I SPENT last weekend in Lagos, attending Uncle Sam Amuka’s son’s wedding ceremony. The ceremony drew the cream of Nigerian society, from all walks of life. Uncle Sam is one of the most decent human beings I have ever met and everybody else that I have spoken with about this unusually humane gentleman has confirmed my feeling.
I do not want to over-eulogize the man, but you cannot come away from the man, not feeling delighted about his personality; his incredible modesty and his ability to appreciate the good in other people. He just has that charm and magnetism that inspire.
My becoming a columnist for VANGUARD newspapers from May 2011 was largely as a result of his ability to draw people from all kinds of backgrounds to work with him in his newspapers. He is the quintessential Nigerian patriot at a time when many intelligent people have withdrawn into ethno-religious laagers, preaching all kinds of divisiveness and hatred.

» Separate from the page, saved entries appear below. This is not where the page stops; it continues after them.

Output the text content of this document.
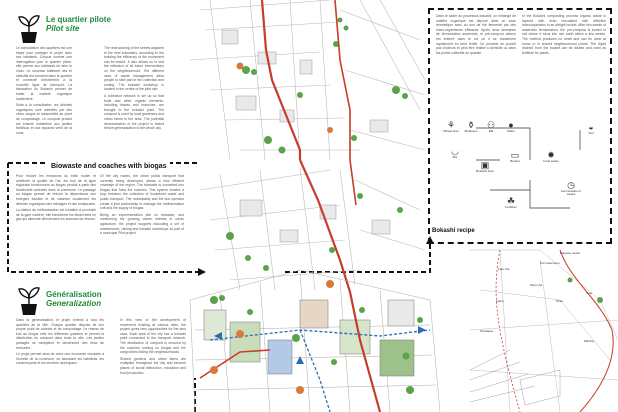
Le quartier pilote
Pilot site

Le consultation des quartiers est une étape pour partager le projet avec ses habitants. Conçue comme une interrogation pour le quartier pilote, elle permet aux habitants de faire le choix. Le nouveau bâtiment des tri sélectifs est construit dans le quartier et connecté directement à la nouvelle ligne de transport. La fabrication du Bokashi permet de traiter la matière organique localement.

Suite à la consultation, les déchets organiques sont collectés par des vélos cargos et rassemblés au point de compostage. Le compost produit est ensuite redistribué aux jardins familiaux et aux espaces verts de la zone.

The restructuring of the streets adjacent to the new subsidiary, according to the building the efficiency of the movement can be tested. It also allows us to test the reflection of all future interventions on the neighbourhood. The different uses of waste management allow people to take part in the collection and sorting. The bokashi workshop is located in the centre of the pilot site.

A collection network is set up so that fruits and other organic elements, including leaves and branches, are brought to the bokashi point. The compost is used by local gardeners and urban farms in the area. The potential demonstration of the project is tested before generalisation to the whole city.

Biowaste and coaches with biogas

Pour réduire les émissions du trafic routier et améliorer la qualité de l'air, les bus de la ligne régionale fonctionnent au biogaz produit à partir des biodéchets collectés dans la commune. Le passage au biogaz permet de réduire la dépendance aux énergies fossiles et de valoriser localement les déchets organiques des ménages et des restaurants.

La station de méthanisation est installée à proximité de la gare routière, elle transforme les biodéchets en gaz qui alimente directement les autocars du réseau.

Of the city routes, the urban public transport that currently being developed, allows a new efficient coverage of the region. The biowaste is converted into biogas that fuels the coaches. This system creates a loop between the collection of household waste and public transport. The municipality and the bus operator create a joint partnership to manage the methanisation unit and the supply of biogas.

Being an experimentation site on biowaste, and conforming the growing citizen interest in urban agriculture, the project supports educating a set of maintenance, raising and bokashi workshops as part of a municipal Pilot project.

Généralisation
Generalization

Dans la généralisation, le projet s'étend à tous les quartiers de la ville. Chaque quartier dispose de son propre point de collecte et de compostage. Le réseau de bus au biogaz relie les différents quartiers et permet la distribution du compost dans toute la ville. Les jardins partagés se multiplient et deviennent des lieux de rencontre.

Le projet permet ainsi de créer une économie circulaire à l'échelle de la commune, en associant les habitants, les commerçants et les services municipaux.

In this view of the development of movement existing at various sites, the project gives new opportunities for the land uses. Each area of the city has a bokashi point connected to the transport network. The distribution of compost is ensured by the coaches running on biogas and the cargo bikes linking the neighbourhoods.

Shared gardens and urban farms are multiplied throughout the city and become places of social interaction, education and food production.

Dans le cadre du processus bokashi, un mélange de matière organique est déposé dans un seau hermétique avec du son de blé fermenté par des micro-organismes efficaces. Après deux semaines de fermentation anaérobie, le pré-compost obtenu est enterré dans le sol où il se transforme rapidement en terre fertile. Ce procédé ne produit pas d'odeurs et peut être réalisé à domicile ou dans les points collectifs du quartier.
In the Bokashi composting process organic waste is layered with bran inoculated with effective microorganisms in an airtight bucket. After two weeks of anaerobic fermentation, the pre-compost is buried in soil where it turns into rich earth within a few weeks. The method produces no smell and can be done at home or in shared neighbourhood points. The liquid drained from the bucket can be diluted and used as fertiliser for plants.
⚘
Wheat bran
⚱
Molasses
⚇
EM
●
Water
◡
Mix
▣
Bokashi bran
▭
Bucket
✸
Food waste
◷
Fermentation 2 weeks
◒
Soil
☘
Fertilizer
Bokashi recipe
Papeete centre
Port autonome
Fare Ute
Motu Uta
Faa'a	Pirae
Arue
Punaauia
Mahina
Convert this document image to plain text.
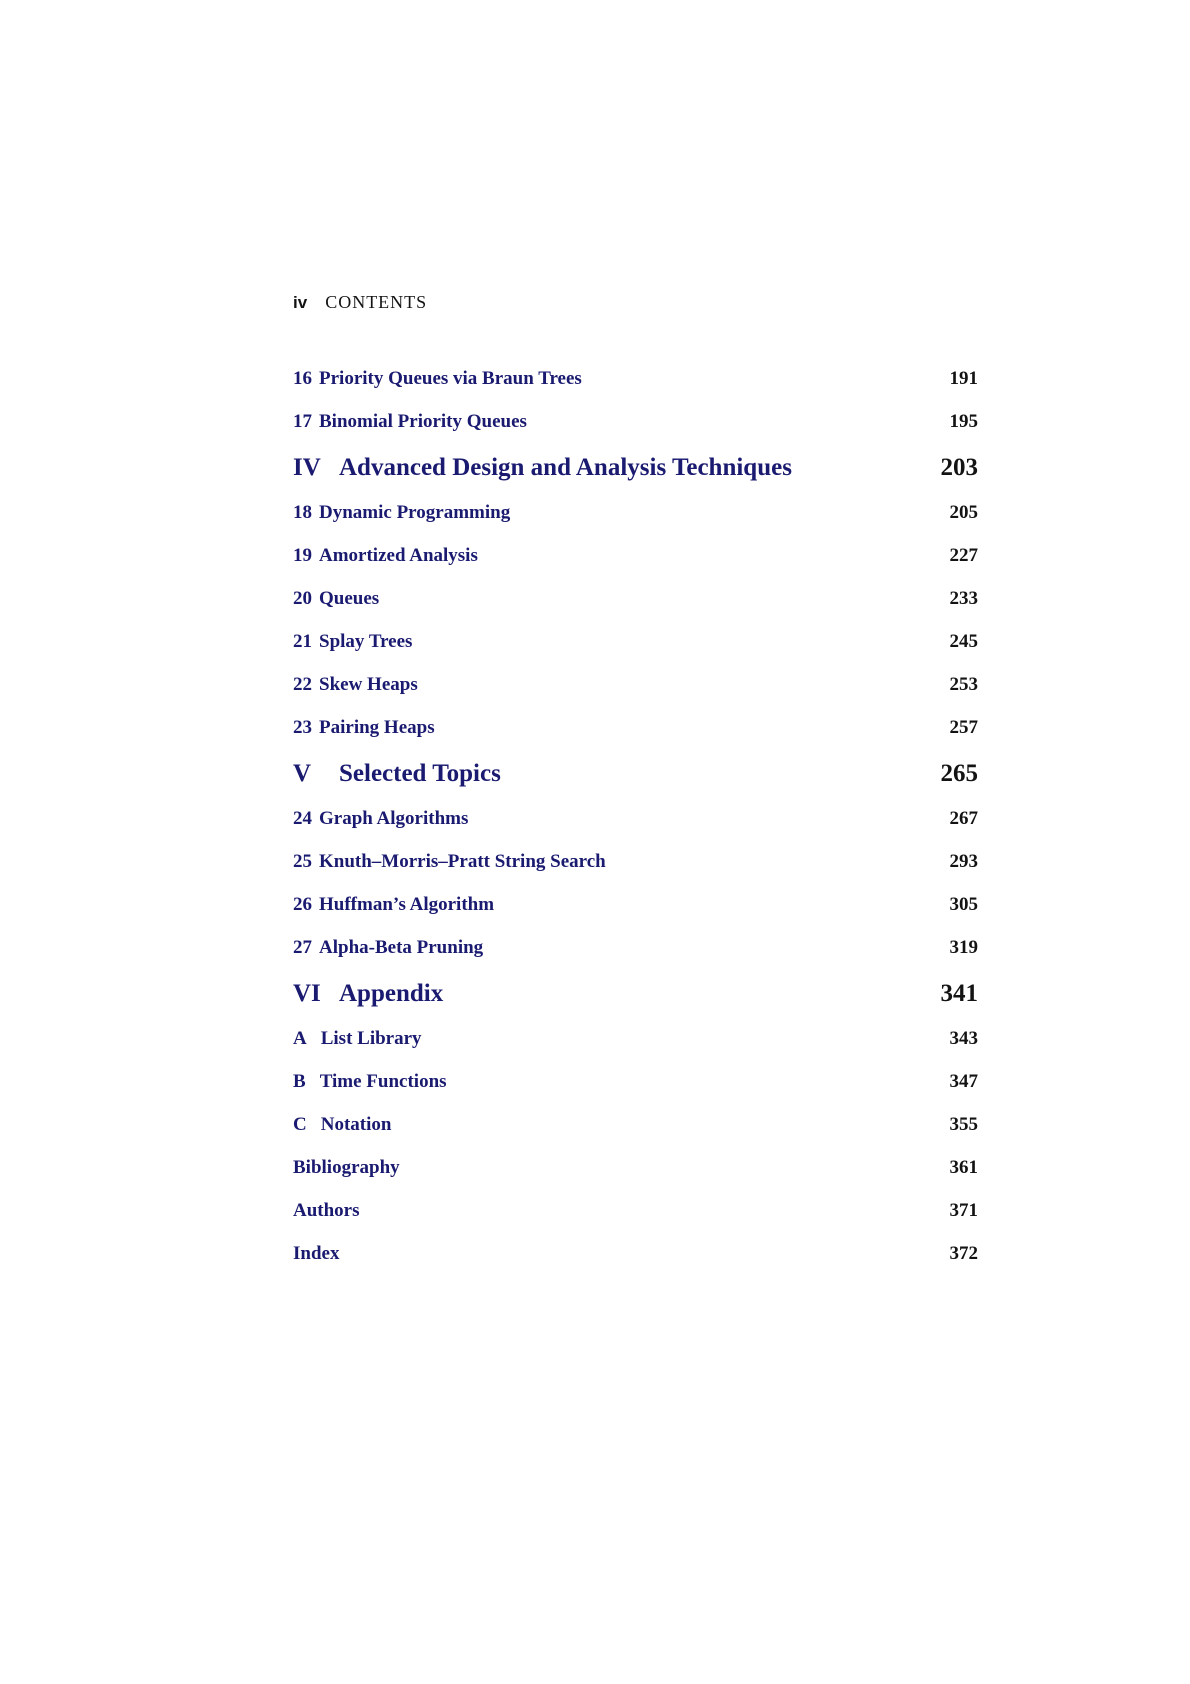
iv CONTENTS
16 Priority Queues via Braun Trees	191
17 Binomial Priority Queues	195
IV Advanced Design and Analysis Techniques	203
18 Dynamic Programming	205
19 Amortized Analysis	227
20 Queues	233
21 Splay Trees	245
22 Skew Heaps	253
23 Pairing Heaps	257
V	Selected Topics	265
24 Graph Algorithms	267
25 Knuth–Morris–Pratt String Search	293
26 Huffman’s Algorithm	305
27 Alpha-Beta Pruning	319
VI Appendix	341
A List Library	343
B Time Functions	347
C Notation	355
Bibliography	361
Authors	371
Index	372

It was no surprise that these qualities of the man drew so many of us to the wedding ceremony last weekend. And I learnt an extra lesson about the Nigerian condition, from the array of people who turned out, but especially how the vibrant Lagos social scene can be such a magnet for revelry and so much enjoyment. I saw the way that Nigerians of all backgrounds, who have made Lagos their home, danced with so much gusto to the music of the band at the reception ceremony.
In my mind, it became a bit clearer that there was so much that tied our people together from all over Nigeria. The Lagos social scene has always been one of the greatest inventions and expressions of modernity and the evolution of the urban space in the late colonial period in Nigeria.

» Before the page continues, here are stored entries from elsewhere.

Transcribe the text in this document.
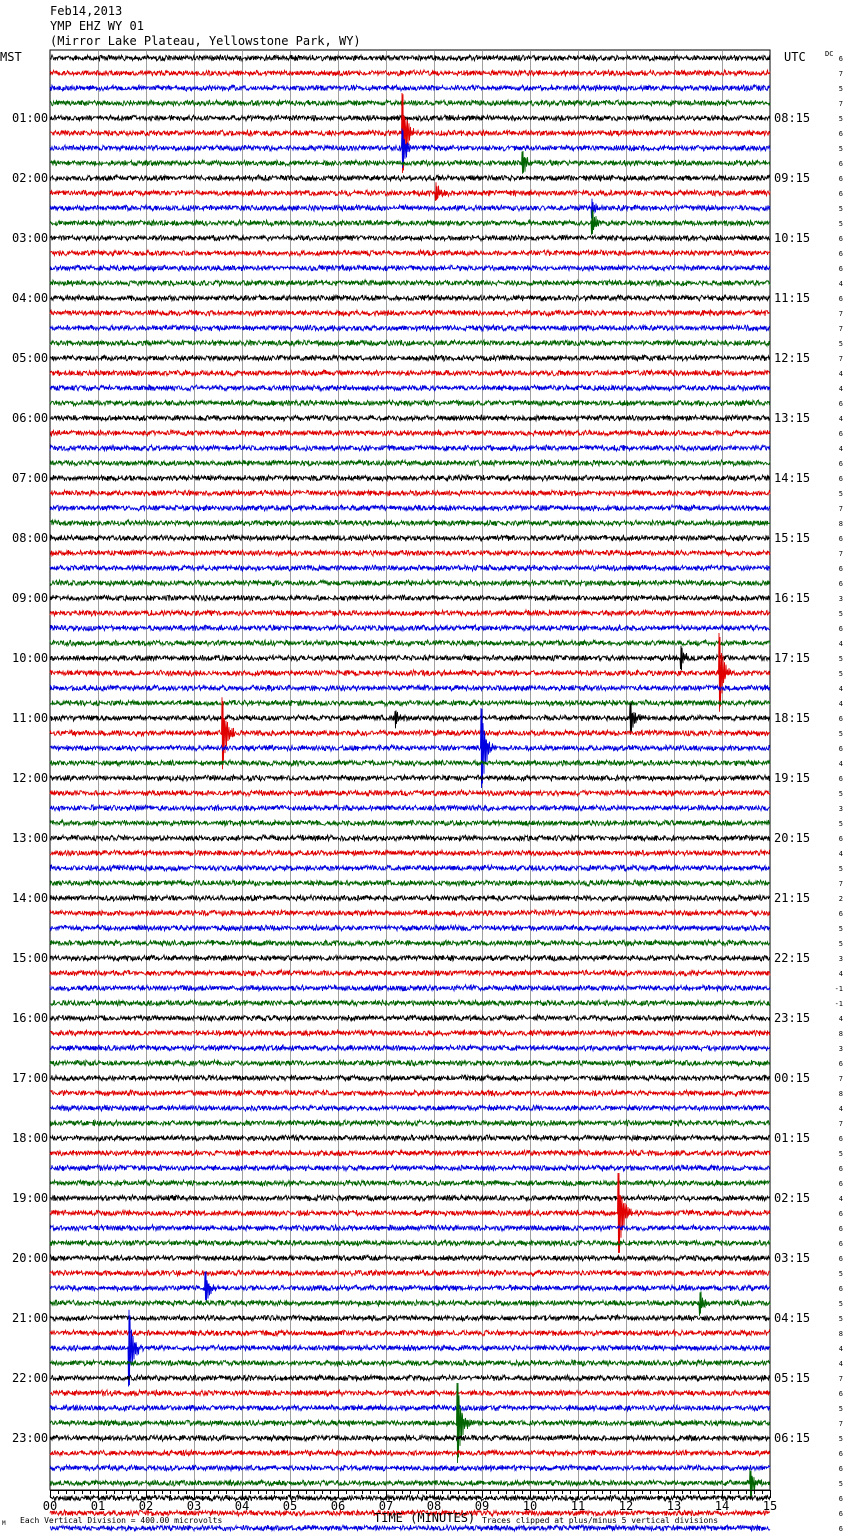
Feb14,2013
YMP EHZ WY 01
(Mirror Lake Plateau, Yellowstone Park, WY)
01:00
02:00
03:00
04:00
05:00
06:00
07:00
08:00
09:00
10:00
11:00
12:00
13:00
14:00
15:00
16:00
17:00
18:00
19:00
20:00
21:00
22:00
23:00
08:15
09:15
10:15
11:15
12:15
13:15
14:15
15:15
16:15
17:15
18:15
19:15
20:15
21:15
22:15
23:15
00:15
01:15
02:15
03:15
04:15
05:15
06:15
6
7
5
7
5
6
5
6
6
6
5
5
6
6
6
4
6
7
7
5
7
4
4
6
4
6
4
6
6
5
7
8
6
7
6
6
3
5
6
4
5
5
4
4
6
5
6
4
6
5
3
5
6
4
5
7
2
6
5
5
3
4
-1
-1
4
8
3
6
7
8
4
7
6
5
6
6
4
6
6
6
6
5
6
5
5
8
4
4
7
6
5
7
5
6
6
5
6
6
6
00	01	02	03	04	05	06	07	08	09	10	11	12	13	14	15
MST	UTC	DC
TIME (MINUTES)
Each Vertical Division = 400.00 microvolts	Traces clipped at plus/minus 5 vertical divisions
M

By the 1940s, Lagos had become the pre-eminent urban setting that drew everybody into a colonial and later, a post-colonial economic and social existence. It was instructive that leading newspapermen have always helped to define and enrich the Lagos social scene, and the roots of that must be located in the work of the cosmopolitan Jackson family of journalists, with the LAGOS WEEKLY RECORD, in Nineteenth Century Lagos.
But from the 1940s, journalists became central in the nationalist movement: The Great Zik, Ernest Ikoli, Obafemi Awolowo, Ladoke Akintola and even Anthony Enahoro, were not only journalists but trend setters in a most socially significant manner.
People like Uncle Sam Amuka, who as SAD SAM, was one of the most engaging columnists of all time, with his arched bowler hat, drank in the same fount and also burnt his own unique imprimatur on that remarkably vibrant Lagos social scene.
Last week’s wedding ceremony conveyed the very best of that Lagos social scene and I was so happy that I could be there to see Uncle Sam Amuka at one of the happiest moments of his life as a parent: the wedding of his son. Thank you, sir, for inspiring so many people to be the best of themselves. I belong in that sensibility!